2016年05月25日
アイデアよもやま話 No.3399 ”仕事がない世界”がやってくる その1 技術革新による格差拡大!

前回、斬新なアイデアをスピーディにサービス化し、市場を席巻する“アイデアエコノミー”と呼ばれる潮流が世界規模で進展していること、そしてその影響についてお伝えしました。

そうした中、3月15日(火)放送の「クローズアップ現代」(NHK総合テレビ)で”仕事がない世界”の到来について取り上げていました。

そこで、3回にわたってご紹介します。

1回目は、技術革新による格差拡大についてです。

 

人間が手を加えず、3Dプリンターが作り上げる自動車、手書きの文字を代筆してくれるロボット、私たちの仕事の半分が機械に置き換わるかもしれません。

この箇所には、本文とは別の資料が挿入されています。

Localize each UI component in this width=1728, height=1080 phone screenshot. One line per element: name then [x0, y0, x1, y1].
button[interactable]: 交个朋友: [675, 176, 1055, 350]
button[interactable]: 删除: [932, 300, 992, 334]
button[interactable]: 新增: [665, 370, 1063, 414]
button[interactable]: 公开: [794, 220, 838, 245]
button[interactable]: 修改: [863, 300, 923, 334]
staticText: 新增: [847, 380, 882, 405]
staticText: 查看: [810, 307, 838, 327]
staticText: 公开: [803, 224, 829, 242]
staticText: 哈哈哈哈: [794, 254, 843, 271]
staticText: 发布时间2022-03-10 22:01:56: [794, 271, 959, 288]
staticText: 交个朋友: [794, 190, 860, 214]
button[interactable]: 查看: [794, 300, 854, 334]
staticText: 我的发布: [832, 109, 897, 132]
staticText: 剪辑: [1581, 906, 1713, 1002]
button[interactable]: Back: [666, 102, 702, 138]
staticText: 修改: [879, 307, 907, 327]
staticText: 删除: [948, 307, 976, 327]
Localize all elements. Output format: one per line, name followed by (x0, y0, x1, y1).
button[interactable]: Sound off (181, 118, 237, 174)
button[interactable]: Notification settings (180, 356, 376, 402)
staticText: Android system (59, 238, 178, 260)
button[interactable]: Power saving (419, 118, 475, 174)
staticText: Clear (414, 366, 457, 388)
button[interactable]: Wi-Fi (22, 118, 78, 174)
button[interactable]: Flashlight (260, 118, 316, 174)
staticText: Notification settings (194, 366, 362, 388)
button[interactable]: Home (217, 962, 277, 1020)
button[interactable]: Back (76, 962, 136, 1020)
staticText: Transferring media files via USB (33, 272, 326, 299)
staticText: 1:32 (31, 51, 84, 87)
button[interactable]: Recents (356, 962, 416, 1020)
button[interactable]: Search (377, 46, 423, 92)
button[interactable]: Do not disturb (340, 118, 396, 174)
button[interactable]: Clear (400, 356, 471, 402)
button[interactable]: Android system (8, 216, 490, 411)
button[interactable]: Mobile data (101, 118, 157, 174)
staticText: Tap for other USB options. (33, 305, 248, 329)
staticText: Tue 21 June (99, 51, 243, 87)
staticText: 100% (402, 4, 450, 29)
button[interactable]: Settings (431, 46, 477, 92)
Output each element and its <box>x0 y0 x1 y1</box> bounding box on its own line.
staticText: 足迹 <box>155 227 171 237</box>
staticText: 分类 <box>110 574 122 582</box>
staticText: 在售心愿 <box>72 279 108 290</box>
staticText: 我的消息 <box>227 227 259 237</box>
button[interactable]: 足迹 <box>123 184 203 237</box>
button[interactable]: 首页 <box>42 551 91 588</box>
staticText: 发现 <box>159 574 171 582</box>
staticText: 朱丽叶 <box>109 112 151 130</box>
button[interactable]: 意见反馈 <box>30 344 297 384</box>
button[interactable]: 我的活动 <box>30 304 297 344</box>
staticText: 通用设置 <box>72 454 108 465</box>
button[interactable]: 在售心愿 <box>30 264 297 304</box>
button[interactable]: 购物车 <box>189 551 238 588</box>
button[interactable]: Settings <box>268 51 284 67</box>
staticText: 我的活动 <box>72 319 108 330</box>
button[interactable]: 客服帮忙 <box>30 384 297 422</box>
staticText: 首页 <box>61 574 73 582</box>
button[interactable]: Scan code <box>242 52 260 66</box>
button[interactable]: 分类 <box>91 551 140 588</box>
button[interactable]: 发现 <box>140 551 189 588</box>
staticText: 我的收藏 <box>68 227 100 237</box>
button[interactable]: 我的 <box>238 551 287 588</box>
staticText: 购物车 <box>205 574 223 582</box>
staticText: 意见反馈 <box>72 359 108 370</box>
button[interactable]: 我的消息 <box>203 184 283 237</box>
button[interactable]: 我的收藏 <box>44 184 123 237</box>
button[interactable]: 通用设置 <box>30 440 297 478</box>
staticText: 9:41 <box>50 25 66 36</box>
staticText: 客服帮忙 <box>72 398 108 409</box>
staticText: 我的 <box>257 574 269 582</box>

更に、人間に代わってホームページをデザインする人工知能(AI)まで登場しています。

これまで人間にしか出来ないと思われてきた仕事も機械に置き換わろうとしています。

こうした状況について、ある未来学者は、5年後、10年後には自分の仕事がなくなることは当たり前になると予測しています。

こうした将来を見据えて、欧米では働かなくても収入を保障する制度まで検討されています。

番組では、“仕事のない世界”で私たちはどう生きていくのかを考えます。

 

生活の糧を得るために働く、このことが技術の進歩によって失われることに人々は常に不安を抱いてきました。

経済学者のケインズも1930年に技術革新がもたらす失業に警鐘を鳴らしています。

ただ、ケインズは仕事がなくなることについて、ユニークな見方をしています。

100年後、人類は歴史上初めて余暇をどう楽しむか悩むようになる、と著書「孫の世代の経済的可能性」(1930年)で予測していたのです。

 

AIにビッグデータ、ITにロボットなど急速な進歩によって10年から20年後世界中で大幅に雇用が失われていくという調査結果があります。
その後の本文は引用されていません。